Britain in talks on introducing US pre-clearance at airports

The UK and US are reportedly discussing the possibility of allowing pre-clearance checks at British airports for passengers taking transatlantic flights.

It would mean US Homeland Security staff conducting additional interrogations before a passenger is allowed to fly.

Similar procedures have been in place in Ireland for five years.

The initiative is being spearheaded by US homeland security secretary Jeh Johnson, theTelegraph reported.

He wants other countries to follow the example of Ireland, Canada and the Caribbean where passengers are “pre-cleared” before boarding an aircraft.

Officially, pre-clearance agreements are designed to ease congestion at US airports but critics argue it is a way of stopping unwanted people getting on a flight in the first place.

It effectively moves US immigration and passport control to the country of departure so passengers effectively arrive in America like domestic passengers.

A leaked German document claimed US authorities have approached five European countries over the possibility in July but only the UK has suggested it would be willing.

The document, seen by the Guardian, was a German government response to a parliamentary question and said that “Britain sees the advantages in allowing this procedure”.

It is understood the US has not made any formal request yet.

“Heathrow is an airport they have been looking at,” an industry source said.

Speaking to the Council of Foreign Relations earlier this week Johnson said adding other countries to the list was a policy goal.

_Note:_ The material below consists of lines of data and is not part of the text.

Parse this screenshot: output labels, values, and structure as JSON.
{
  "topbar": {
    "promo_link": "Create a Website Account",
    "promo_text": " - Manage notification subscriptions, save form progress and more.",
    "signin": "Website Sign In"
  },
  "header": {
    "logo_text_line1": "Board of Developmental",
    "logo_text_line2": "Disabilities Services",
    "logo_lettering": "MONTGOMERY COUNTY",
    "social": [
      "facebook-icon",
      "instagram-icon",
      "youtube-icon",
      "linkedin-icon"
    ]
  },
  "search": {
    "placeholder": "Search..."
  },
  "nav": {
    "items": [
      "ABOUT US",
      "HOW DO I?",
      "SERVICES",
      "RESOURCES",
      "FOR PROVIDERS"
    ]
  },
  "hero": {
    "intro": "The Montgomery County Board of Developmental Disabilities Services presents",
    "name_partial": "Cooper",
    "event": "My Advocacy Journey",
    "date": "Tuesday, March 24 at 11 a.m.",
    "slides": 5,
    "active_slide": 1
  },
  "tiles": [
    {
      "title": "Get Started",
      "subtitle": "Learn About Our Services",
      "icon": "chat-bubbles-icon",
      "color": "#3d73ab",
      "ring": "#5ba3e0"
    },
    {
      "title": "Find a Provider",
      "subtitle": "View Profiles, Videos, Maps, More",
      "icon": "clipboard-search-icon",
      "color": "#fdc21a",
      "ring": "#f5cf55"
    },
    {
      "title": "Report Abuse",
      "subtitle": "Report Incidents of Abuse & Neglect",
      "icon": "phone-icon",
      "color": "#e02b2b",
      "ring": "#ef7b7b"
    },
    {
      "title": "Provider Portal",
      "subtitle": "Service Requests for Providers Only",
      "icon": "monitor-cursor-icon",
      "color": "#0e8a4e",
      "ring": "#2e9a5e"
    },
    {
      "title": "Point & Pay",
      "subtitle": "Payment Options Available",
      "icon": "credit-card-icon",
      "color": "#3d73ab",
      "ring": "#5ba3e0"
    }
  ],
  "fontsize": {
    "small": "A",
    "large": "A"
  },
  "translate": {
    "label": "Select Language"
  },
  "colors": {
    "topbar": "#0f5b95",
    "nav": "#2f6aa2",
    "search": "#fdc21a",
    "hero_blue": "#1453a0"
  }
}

“I regard it as a homeland security imperative to build more. To use a football metaphor, I’d much rather defend our end-zone from the 50-yard line than from our one-yard line.

“I want to take every opportunity we have to expand homeland security beyond our borders.”

A Home Office spokesman said: “Pre-clearance, which is already in operation in Ireland, is a means of speeding the entry of passengers through US airports.

“Pre-clearance checks are entirely separate from aviation security screening. The government has not received any request from a UK airport to introduce such measures.”